Jorge Paz Amorim
- Na Ilharga
- Belém, Pará, Brazil
- Sou Jorge Amorim, Combatente contra a viralatice direitista que assola o país há quinhentos anos.
terça-feira, 10 de fevereiro de 2015
Hora de derrotar Eduardo Cunha, Gilmar Mendes, Rodrigo Maia e a direita midiática
Sob a presidência de um dos filhos da elite patrimonialista, o deputado demo Rodrigo Maia, o presidente da Câmara Federal deu mais um passo pra acelerar a votação da PEC 352/2013, que trata da contra-reforma política, visando manter o atual status quo da política brasileira sob o jugo do poder econômico.
Assim, o ministro tucano do STF, Gilmar Mendes, ganha mais tempo pra impedir que a presidência do Supremo promulgue a proibição do financiamento privado de campanhas eleitorais, apesar do resultado da ADIN já ser vitorioso na Corte Suprema, a partir de proposta feita pela OAB e corroborada pela maioria dos ministros da Corte.
Além disso, ao acelerar a votação dessa PEC meia-sola, Cunha tenta abortar a proposta de Emenda Popular, com mais de 7 milhões de subscrições, que propõe a criação de uma Constituinte exclusiva para elaborar uma reforma política que sepulte definitivamente o entulho autoritário ainda vigente. Não foi por outro motivo que o comando da contra-reforma ficou nas mãos de um beneficiário da políticagem hereditária.
Está chegando a hora do embate que vem sendo adiado desde que o PT assumiu a presidência da República e teve como seu aliado jeckill/hyde o PMDB, este hora governo, hora oposição, até chegar o momento presente, quando não dá mais pra empurrar mais pra frente o confronto na medida em que a sociedade não aguenta mais ver o poderio financeiro ditando as normas da política nacional.
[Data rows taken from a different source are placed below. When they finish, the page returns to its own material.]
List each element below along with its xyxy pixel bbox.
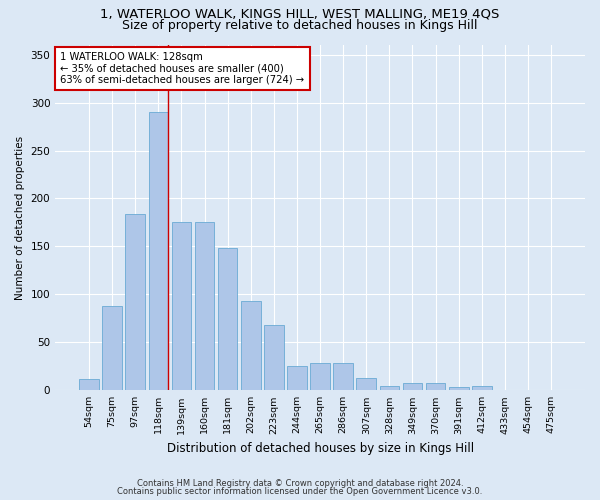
- Bar: [472, 386, 491, 390]
- X-axis label: Distribution of detached houses by size in Kings Hill: Distribution of detached houses by size …: [167, 442, 473, 455]
- Bar: [334, 364, 353, 390]
- Bar: [172, 222, 191, 390]
- Bar: [125, 214, 145, 390]
- Bar: [403, 382, 422, 390]
- Text: Contains HM Land Registry data © Crown copyright and database right 2024.: Contains HM Land Registry data © Crown c…: [137, 478, 463, 488]
- Bar: [149, 112, 168, 390]
- Bar: [218, 248, 238, 390]
- Bar: [103, 306, 122, 390]
- Bar: [79, 379, 99, 390]
- Text: 1 WATERLOO WALK: 128sqm
← 35% of detached houses are smaller (400)
63% of semi-d: 1 WATERLOO WALK: 128sqm ← 35% of detache…: [61, 52, 305, 85]
- Bar: [310, 364, 330, 390]
- Bar: [287, 366, 307, 390]
- Bar: [241, 301, 260, 390]
- Bar: [356, 378, 376, 390]
- Y-axis label: Number of detached properties: Number of detached properties: [15, 136, 25, 300]
- Bar: [195, 222, 214, 390]
- Bar: [380, 386, 399, 390]
- Text: Contains public sector information licensed under the Open Government Licence v3: Contains public sector information licen…: [118, 487, 482, 496]
- Bar: [426, 382, 445, 390]
- Bar: [264, 325, 284, 390]
- Text: Size of property relative to detached houses in Kings Hill: Size of property relative to detached ho…: [122, 18, 478, 32]
- Text: 1, WATERLOO WALK, KINGS HILL, WEST MALLING, ME19 4QS: 1, WATERLOO WALK, KINGS HILL, WEST MALLI…: [100, 8, 500, 20]
- Bar: [449, 388, 469, 390]
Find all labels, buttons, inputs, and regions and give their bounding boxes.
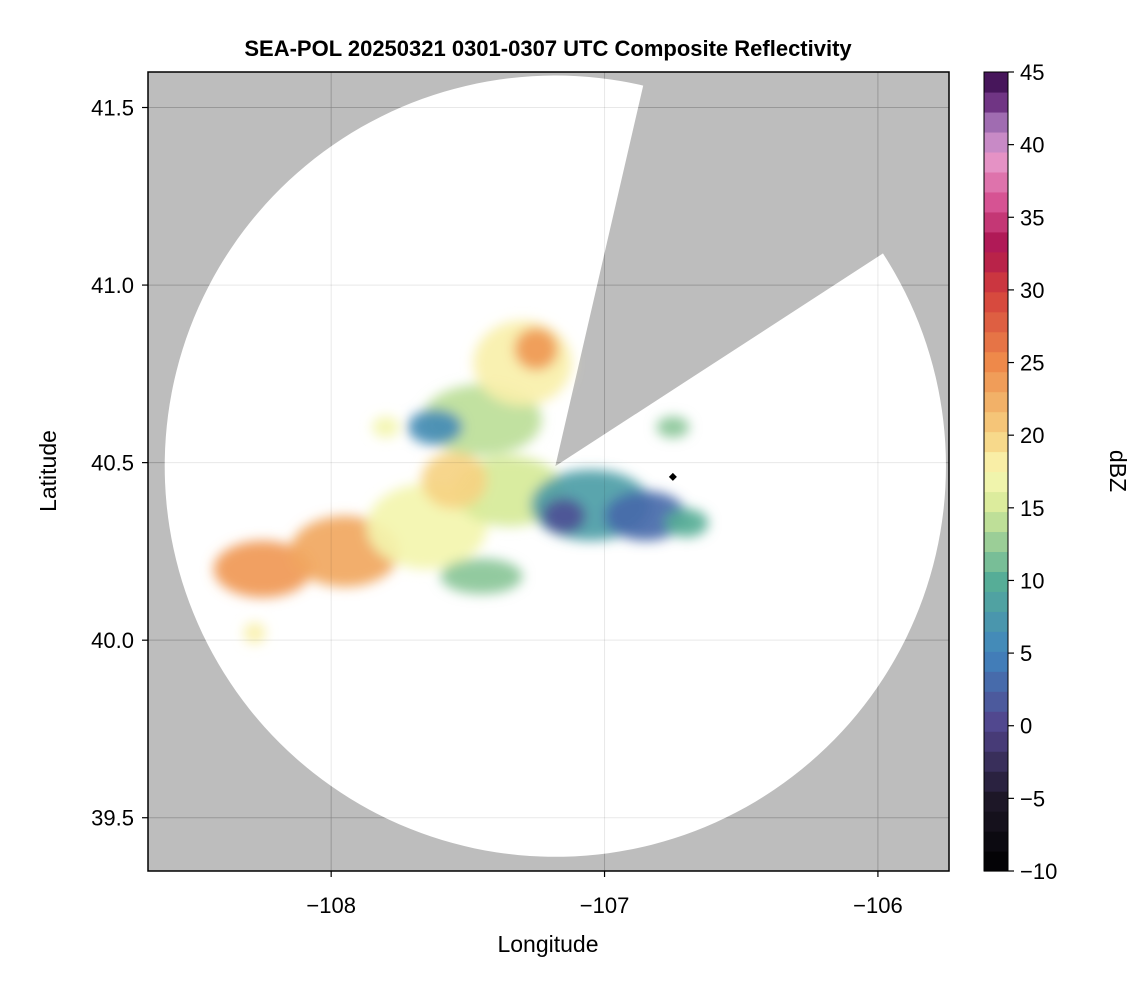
colorbar-segment (984, 251, 1008, 273)
colorbar-tick-label: 25 (1020, 351, 1044, 376)
colorbar-segment (984, 691, 1008, 712)
colorbar-segment (984, 531, 1008, 552)
echo-region (541, 498, 586, 534)
colorbar-segment (984, 631, 1008, 652)
y-tick-label: 39.5 (91, 806, 134, 831)
colorbar-segment (984, 551, 1008, 572)
colorbar-segment (984, 331, 1008, 353)
colorbar-segment (984, 291, 1008, 313)
colorbar-frame (983, 71, 1009, 872)
colorbar-tick-label: 30 (1020, 278, 1044, 303)
colorbar-segment (984, 391, 1008, 413)
x-tick-label: −108 (306, 893, 356, 918)
colorbar-segment (984, 451, 1008, 473)
colorbar-tick-label: 40 (1020, 133, 1044, 158)
radar-coverage-area (164, 75, 946, 857)
colorbar-segment (984, 731, 1008, 752)
colorbar-segment (984, 311, 1008, 333)
x-axis-ticks: −108 −107 −106 (306, 871, 903, 918)
colorbar-segment (984, 711, 1008, 732)
colorbar-tick-label: 35 (1020, 205, 1044, 230)
y-tick-label: 41.5 (91, 96, 134, 121)
y-tick-label: 40.5 (91, 451, 134, 476)
colorbar-segment (984, 431, 1008, 453)
colorbar-segment (984, 351, 1008, 373)
colorbar-segment (984, 111, 1008, 133)
y-axis-ticks: 39.5 40.0 40.5 41.0 41.5 (91, 96, 148, 831)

É hora, com efeito, de botar o 'bloco na rua, gritar, botar pra gemer'. Ninguém pode dormir de touca e ficar parado vendo a banda conservadora do parlamento, mancomunada com as gangues midiáticas que controlam a mídia tradicional, dar as cartas e impor a velhaca mudança que visa deixar tudo como está. Ao PT, à esquerda e ao governo resta lutar pra fazer valer seus compromissos assumidos em praça pública e evitar, ainda, o desgaste pelo fracasso que significará a aprovação de algo que não atenda ao interesse da sociedade, daí ser fundamental multiplicar em praça pública os milhões de brasileiros que já se manifestaram pela mudança verdadeira.